Bankrate.com named Tennessee the top place to retire in the country.
“Tennessee rates especially well in cost of living (second-lowest in the nation) and local tax burden (third-lowest),” Bankrate spokesman Ted Rossman said via email. “It also ranks among the best in the country for access to medical care, and its weather is warmer than average.”
State leaders have a website dedicated to promoting the state as a great place to retire.
According to the Retire Tennessee site, which cites the ACCRA Cost of Living Index, Tennessee’s cost of living is 10 percent less than the national average.
There is a 7 percent sales tax in the state and no personal income tax, according to Nooga.com archives.

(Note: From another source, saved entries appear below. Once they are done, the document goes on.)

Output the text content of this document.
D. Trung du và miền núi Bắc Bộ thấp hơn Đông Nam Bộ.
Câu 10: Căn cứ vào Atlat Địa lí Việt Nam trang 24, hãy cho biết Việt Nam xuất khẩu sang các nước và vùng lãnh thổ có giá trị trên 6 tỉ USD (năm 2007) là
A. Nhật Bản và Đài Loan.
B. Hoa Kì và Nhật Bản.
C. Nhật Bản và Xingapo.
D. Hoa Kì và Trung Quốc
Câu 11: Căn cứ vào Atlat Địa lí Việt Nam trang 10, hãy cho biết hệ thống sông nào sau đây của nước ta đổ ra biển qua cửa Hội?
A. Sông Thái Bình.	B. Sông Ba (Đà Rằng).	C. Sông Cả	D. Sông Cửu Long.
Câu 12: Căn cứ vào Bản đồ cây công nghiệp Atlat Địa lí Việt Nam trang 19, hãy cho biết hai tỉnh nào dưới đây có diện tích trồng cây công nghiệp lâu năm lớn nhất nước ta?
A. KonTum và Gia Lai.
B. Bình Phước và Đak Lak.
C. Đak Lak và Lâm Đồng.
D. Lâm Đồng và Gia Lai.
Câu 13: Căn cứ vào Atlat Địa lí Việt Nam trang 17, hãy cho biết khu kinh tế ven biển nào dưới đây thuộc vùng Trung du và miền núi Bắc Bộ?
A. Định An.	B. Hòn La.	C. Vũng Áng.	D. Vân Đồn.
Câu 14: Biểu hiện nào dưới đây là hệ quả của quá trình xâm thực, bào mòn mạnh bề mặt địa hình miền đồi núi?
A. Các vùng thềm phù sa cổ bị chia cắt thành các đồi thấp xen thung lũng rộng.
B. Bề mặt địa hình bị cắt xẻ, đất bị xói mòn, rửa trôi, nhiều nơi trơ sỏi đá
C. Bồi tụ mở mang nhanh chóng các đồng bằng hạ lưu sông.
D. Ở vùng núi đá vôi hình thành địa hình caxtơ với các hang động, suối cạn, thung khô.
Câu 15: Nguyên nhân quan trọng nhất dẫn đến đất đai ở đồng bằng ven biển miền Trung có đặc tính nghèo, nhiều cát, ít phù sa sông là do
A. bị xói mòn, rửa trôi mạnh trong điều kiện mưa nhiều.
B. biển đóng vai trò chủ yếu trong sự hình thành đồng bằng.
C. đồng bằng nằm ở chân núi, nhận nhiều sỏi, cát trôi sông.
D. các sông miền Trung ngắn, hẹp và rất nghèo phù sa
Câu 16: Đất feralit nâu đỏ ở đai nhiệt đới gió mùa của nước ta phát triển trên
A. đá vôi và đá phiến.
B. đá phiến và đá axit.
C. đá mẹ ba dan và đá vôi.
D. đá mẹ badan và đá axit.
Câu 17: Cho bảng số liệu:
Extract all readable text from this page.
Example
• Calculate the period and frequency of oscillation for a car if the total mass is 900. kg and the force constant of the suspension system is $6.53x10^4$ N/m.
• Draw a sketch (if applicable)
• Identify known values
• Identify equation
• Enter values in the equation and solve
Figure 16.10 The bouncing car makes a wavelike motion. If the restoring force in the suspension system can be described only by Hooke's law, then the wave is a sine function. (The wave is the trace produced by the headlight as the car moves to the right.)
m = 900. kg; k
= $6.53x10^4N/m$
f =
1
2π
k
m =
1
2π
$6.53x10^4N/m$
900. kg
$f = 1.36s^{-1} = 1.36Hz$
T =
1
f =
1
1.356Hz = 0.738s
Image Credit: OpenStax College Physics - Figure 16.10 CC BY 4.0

The one drawback Bankrate.com cites is Tennessee’s crime rate, which officials said is among the worst in the United States.
The Knoxville News Sentinel reported in 2011 that people were more likely to be victims of a violent gun crime in Tennessee than in any other state.
Only Washington, D.C., had a higher rate, according to FBI statistics.
Last summer, TopRetirements.com found that Tennessee had unseated Florida as the best place to retire.
And last year, editors with Where to Retire magazine picked Chattanooga to be profiled in the September/October feature story, “15 Low-Cost Towns.”
Bankrate.com recently changed their methodology on how officials gauge best and worst retirement states. They previously ranked Tennessee as one of the worst places to retire.
The most recent report takes into consideration:
-Cost of living, using data from the Council for Community and Economic Research
-Average temperature, using information from 1981 to 2010 from the National Oceanic and Atmospheric Administration and the Western Regional Climate Center
-Crime, such as violent and property crimes, according to the FBI
-Health care, the number of hospital beds per 1,000 people from the Kaiser Family Foundation and the number of doctors per 100,000 residents from the U.S. Census Bureau
“Last year, we looked at crime rate, percentage of retirees living below the poverty line and life expectancy,” Rossman said via email. “We think this year’s methodology more accurately addresses the key questions that retirees should ask themselves when choosing where to live.”
Updated @ 8:55 a.m. on 5/7/13 to correct a factual error: The sales tax rate for Tennessee is 7 percent, not 6 percent, as originally reported.